To solve the problem of distributing 12 different objects among three persons such that one particular person always gets 6 objects and the remaining two persons get 3 objects each, we can follow these steps: ### Step-by-Step Solution 1. **Identify the Persons and Objects**: Let the three persons be A, B, and C. We want to give 6 objects to person A, and 3 objects each to persons B and C. 2. **Select Objects for Person A**: We need to choose 6 objects from the 12 available objects to give to person A. The number of ways to choose 6 objects from 12 is given by the combination formula \( \binom{n}{r} \), where \( n \) is the total number of objects, and \( r \) is the number of objects to choose. \[ \text{Ways for A} = \binom{12}{6} \] 3. **Select Objects for Person B**: After giving 6 objects to A, there are 6 objects left.
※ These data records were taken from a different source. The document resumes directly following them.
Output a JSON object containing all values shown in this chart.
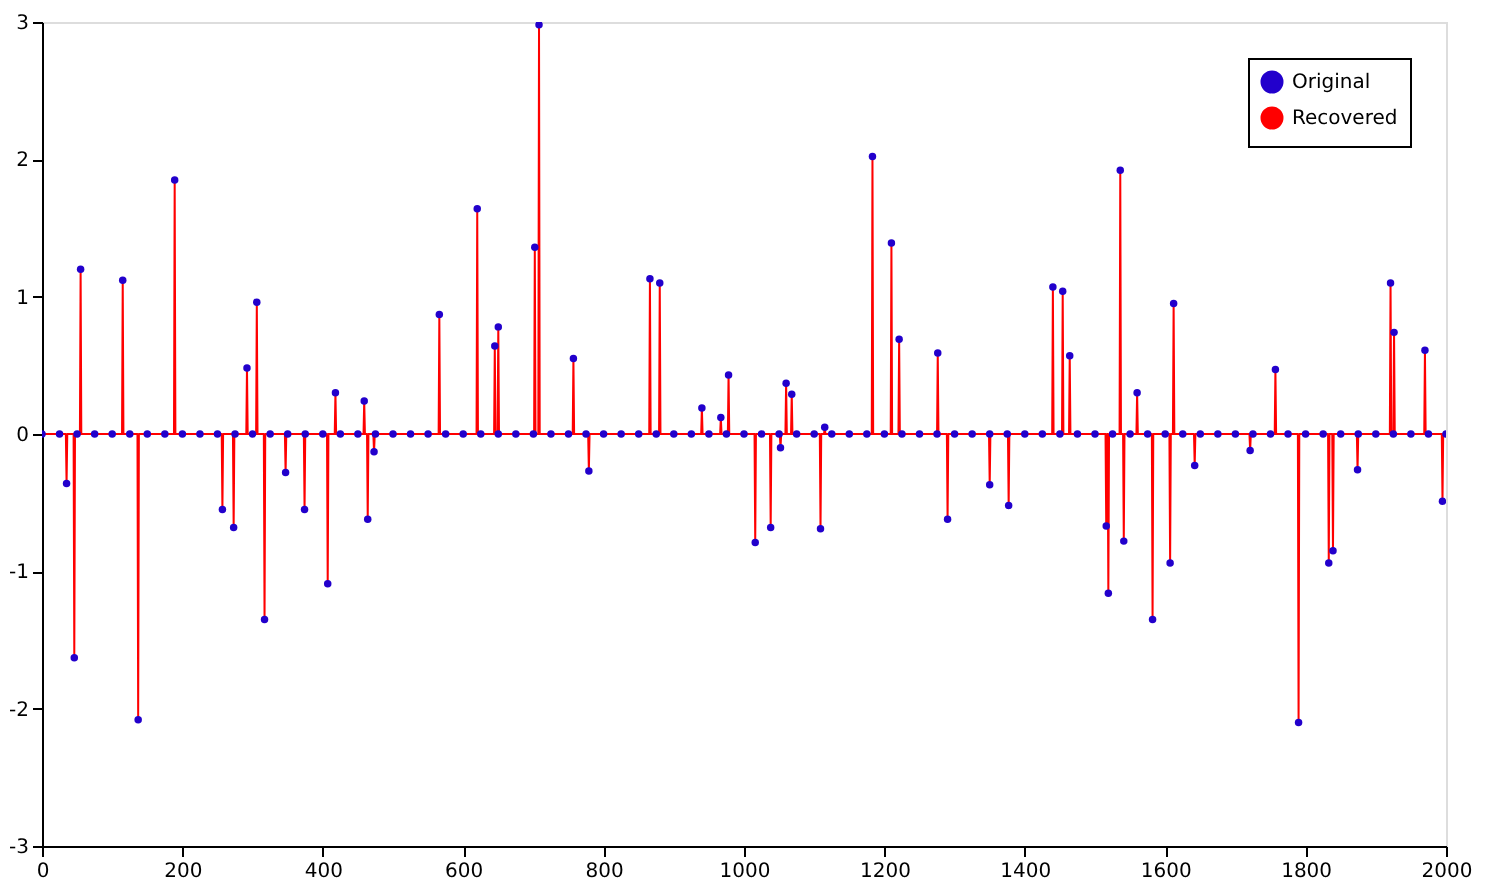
{
  "chart_data": {
    "type": "scatter",
    "xlim": [
      0,
      2000
    ],
    "xticks": [
      0,
      200,
      400,
      600,
      800,
      1000,
      1200,
      1400,
      1600,
      1800,
      2000
    ],
    "ylim": [
      -3,
      3
    ],
    "yticks": [
      -3,
      -2,
      -1,
      0,
      1,
      2,
      3
    ],
    "grid": false,
    "legend": "top right",
    "series": [
      {
        "name": "Original",
        "marker": "circle",
        "color": "#2200cc",
        "x": [
          35,
          46,
          55,
          115,
          137,
          189,
          257,
          273,
          292,
          306,
          317,
          347,
          374,
          407,
          418,
          459,
          464,
          473,
          566,
          620,
          645,
          650,
          702,
          708,
          757,
          779,
          866,
          880,
          940,
          967,
          978,
          1016,
          1038,
          1052,
          1060,
          1068,
          1109,
          1115,
          1183,
          1210,
          1221,
          1276,
          1290,
          1350,
          1377,
          1440,
          1454,
          1464,
          1516,
          1519,
          1536,
          1541,
          1560,
          1582,
          1607,
          1612,
          1642,
          1721,
          1757,
          1790,
          1833,
          1839,
          1874,
          1921,
          1926,
          1970,
          1995,
          0,
          25,
          50,
          75,
          100,
          125,
          150,
          175,
          200,
          225,
          250,
          275,
          300,
          325,
          350,
          375,
          400,
          425,
          450,
          475,
          500,
          525,
          550,
          575,
          600,
          625,
          650,
          675,
          700,
          725,
          750,
          775,
          800,
          825,
          850,
          875,
          900,
          925,
          950,
          975,
          1000,
          1025,
          1050,
          1075,
          1100,
          1125,
          1150,
          1175,
          1200,
          1225,
          1250,
          1275,
          1300,
          1325,
          1350,
          1375,
          1400,
          1425,
          1450,
          1475,
          1500,
          1525,
          1550,
          1575,
          1600,
          1625,
          1650,
          1675,
          1700,
          1725,
          1750,
          1775,
          1800,
          1825,
          1850,
          1875,
          1900,
          1925,
          1950,
          1975,
          2000
        ],
        "values": [
          -0.36,
          -1.63,
          1.2,
          1.12,
          -2.08,
          1.85,
          -0.55,
          -0.68,
          0.48,
          0.96,
          -1.35,
          -0.28,
          -0.55,
          -1.09,
          0.3,
          0.24,
          -0.62,
          -0.13,
          0.87,
          1.64,
          0.64,
          0.78,
          1.36,
          2.98,
          0.55,
          -0.27,
          1.13,
          1.1,
          0.19,
          0.12,
          0.43,
          -0.79,
          -0.68,
          -0.1,
          0.37,
          0.29,
          -0.69,
          0.05,
          2.02,
          1.39,
          0.69,
          0.59,
          -0.62,
          -0.37,
          -0.52,
          1.07,
          1.04,
          0.57,
          -0.67,
          -1.16,
          1.92,
          -0.78,
          0.3,
          -1.35,
          -0.94,
          0.95,
          -0.23,
          -0.12,
          0.47,
          -2.1,
          -0.94,
          -0.85,
          -0.26,
          1.1,
          0.74,
          0.61,
          -0.49,
          0,
          0,
          0,
          0,
          0,
          0,
          0,
          0,
          0,
          0,
          0,
          0,
          0,
          0,
          0,
          0,
          0,
          0,
          0,
          0,
          0,
          0,
          0,
          0,
          0,
          0,
          0,
          0,
          0,
          0,
          0,
          0,
          0,
          0,
          0,
          0,
          0,
          0,
          0,
          0,
          0,
          0,
          0,
          0,
          0,
          0,
          0,
          0,
          0,
          0,
          0,
          0,
          0,
          0,
          0,
          0,
          0,
          0,
          0,
          0,
          0,
          0,
          0,
          0,
          0,
          0,
          0,
          0,
          0,
          0,
          0,
          0,
          0,
          0,
          0,
          0,
          0,
          0,
          0,
          0,
          0
        ]
      },
      {
        "name": "Recovered",
        "type": "line",
        "line_style": "solid",
        "color": "#ff0000",
        "x": [
          0,
          34,
          35,
          36,
          45,
          46,
          47,
          54,
          55,
          56,
          114,
          115,
          116,
          136,
          137,
          138,
          188,
          189,
          190,
          256,
          257,
          258,
          272,
          273,
          274,
          291,
          292,
          293,
          305,
          306,
          307,
          316,
          317,
          318,
          346,
          347,
          348,
          373,
          374,
          375,
          406,
          407,
          408,
          417,
          418,
          419,
          458,
          459,
          460,
          463,
          464,
          465,
          472,
          473,
          474,
          565,
          566,
          567,
          619,
          620,
          621,
          644,
          645,
          646,
          649,
          650,
          651,
          701,
          702,
          703,
          707,
          708,
          709,
          756,
          757,
          758,
          778,
          779,
          780,
          865,
          866,
          867,
          879,
          880,
          881,
          939,
          940,
          941,
          966,
          967,
          968,
          977,
          978,
          979,
          1015,
          1016,
          1017,
          1037,
          1038,
          1039,
          1051,
          1052,
          1053,
          1059,
          1060,
          1061,
          1067,
          1068,
          1069,
          1108,
          1109,
          1110,
          1114,
          1115,
          1116,
          1182,
          1183,
          1184,
          1209,
          1210,
          1211,
          1220,
          1221,
          1222,
          1275,
          1276,
          1277,
          1289,
          1290,
          1291,
          1349,
          1350,
          1351,
          1376,
          1377,
          1378,
          1439,
          1440,
          1441,
          1453,
          1454,
          1455,
          1463,
          1464,
          1465,
          1515,
          1516,
          1517,
          1518,
          1519,
          1520,
          1535,
          1536,
          1537,
          1540,
          1541,
          1542,
          1559,
          1560,
          1561,
          1581,
          1582,
          1583,
          1606,
          1607,
          1608,
          1611,
          1612,
          1613,
          1641,
          1642,
          1643,
          1720,
          1721,
          1722,
          1756,
          1757,
          1758,
          1789,
          1790,
          1791,
          1832,
          1833,
          1834,
          1838,
          1839,
          1840,
          1873,
          1874,
          1875,
          1920,
          1921,
          1922,
          1925,
          1926,
          1927,
          1969,
          1970,
          1971,
          1994,
          1995,
          1996,
          2000
        ],
        "values": [
          0,
          0,
          -0.36,
          0,
          0,
          -1.63,
          0,
          0,
          1.2,
          0,
          0,
          1.12,
          0,
          0,
          -2.08,
          0,
          0,
          1.85,
          0,
          0,
          -0.55,
          0,
          0,
          -0.68,
          0,
          0,
          0.48,
          0,
          0,
          0.96,
          0,
          0,
          -1.35,
          0,
          0,
          -0.28,
          0,
          0,
          -0.55,
          0,
          0,
          -1.09,
          0,
          0,
          0.3,
          0,
          0,
          0.24,
          0,
          0,
          -0.62,
          0,
          0,
          -0.13,
          0,
          0,
          0.87,
          0,
          0,
          1.64,
          0,
          0,
          0.64,
          0,
          0,
          0.78,
          0,
          0,
          1.36,
          0,
          0,
          2.98,
          0,
          0,
          0.55,
          0,
          0,
          -0.27,
          0,
          0,
          1.13,
          0,
          0,
          1.1,
          0,
          0,
          0.19,
          0,
          0,
          0.12,
          0,
          0,
          0.43,
          0,
          0,
          -0.79,
          0,
          0,
          -0.68,
          0,
          0,
          -0.1,
          0,
          0,
          0.37,
          0,
          0,
          0.29,
          0,
          0,
          -0.69,
          0,
          0,
          0.05,
          0,
          0,
          2.02,
          0,
          0,
          1.39,
          0,
          0,
          0.69,
          0,
          0,
          0.59,
          0,
          0,
          -0.62,
          0,
          0,
          -0.37,
          0,
          0,
          -0.52,
          0,
          0,
          1.07,
          0,
          0,
          1.04,
          0,
          0,
          0.57,
          0,
          0,
          -0.67,
          0,
          0,
          -1.16,
          0,
          0,
          1.92,
          0,
          0,
          -0.78,
          0,
          0,
          0.3,
          0,
          0,
          -1.35,
          0,
          0,
          -0.94,
          0,
          0,
          0.95,
          0,
          0,
          -0.23,
          0,
          0,
          -0.12,
          0,
          0,
          0.47,
          0,
          0,
          -2.1,
          0,
          0,
          -0.94,
          0,
          0,
          -0.85,
          0,
          0,
          -0.26,
          0,
          0,
          1.1,
          0,
          0,
          0.74,
          0,
          0,
          0.61,
          0,
          0,
          -0.49,
          0,
          0
        ]
      }
    ]
  }
}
Now we need to choose 3 objects from these 6 to give to person B. The number of ways to choose 3 objects from 6 is: \[ \text{Ways for B} = \binom{6}{3} \] 4. **Assign Remaining Objects to Person C**: After assigning 3 objects to B, there are 3 objects left, which will automatically go to person C. There is only one way to give these remaining 3 objects to C: \[ \text{Ways for C} = 1 \] 5. **Calculate the Total Number of Ways**: The total number of ways to distribute the objects is the product of the ways to distribute to each person: \[ \text{Total Ways} = \binom{12}{6} \times \binom{6}{3} \times 1 \] 6. **Compute the Combinations**: - Calculate \( \binom{12}{6} = \frac{12!}{6!6!} \) - Calculate \( \binom{6}{3} = \frac{6!}{3!3!} \) Thus, we have: \[ \text{Total Ways} = \frac{12!}{6!6!} \times \frac{6!}{3!3!} \times 1 = \frac{12!}{3!3!6!} \] 7. **Final Calculation**: Now, we can simplify this expression to get the final answer. ### Final Answer The total number of ways to distribute the 12 different objects among the three persons under the given conditions is: \[ \frac{12!}{3!3!6!} \]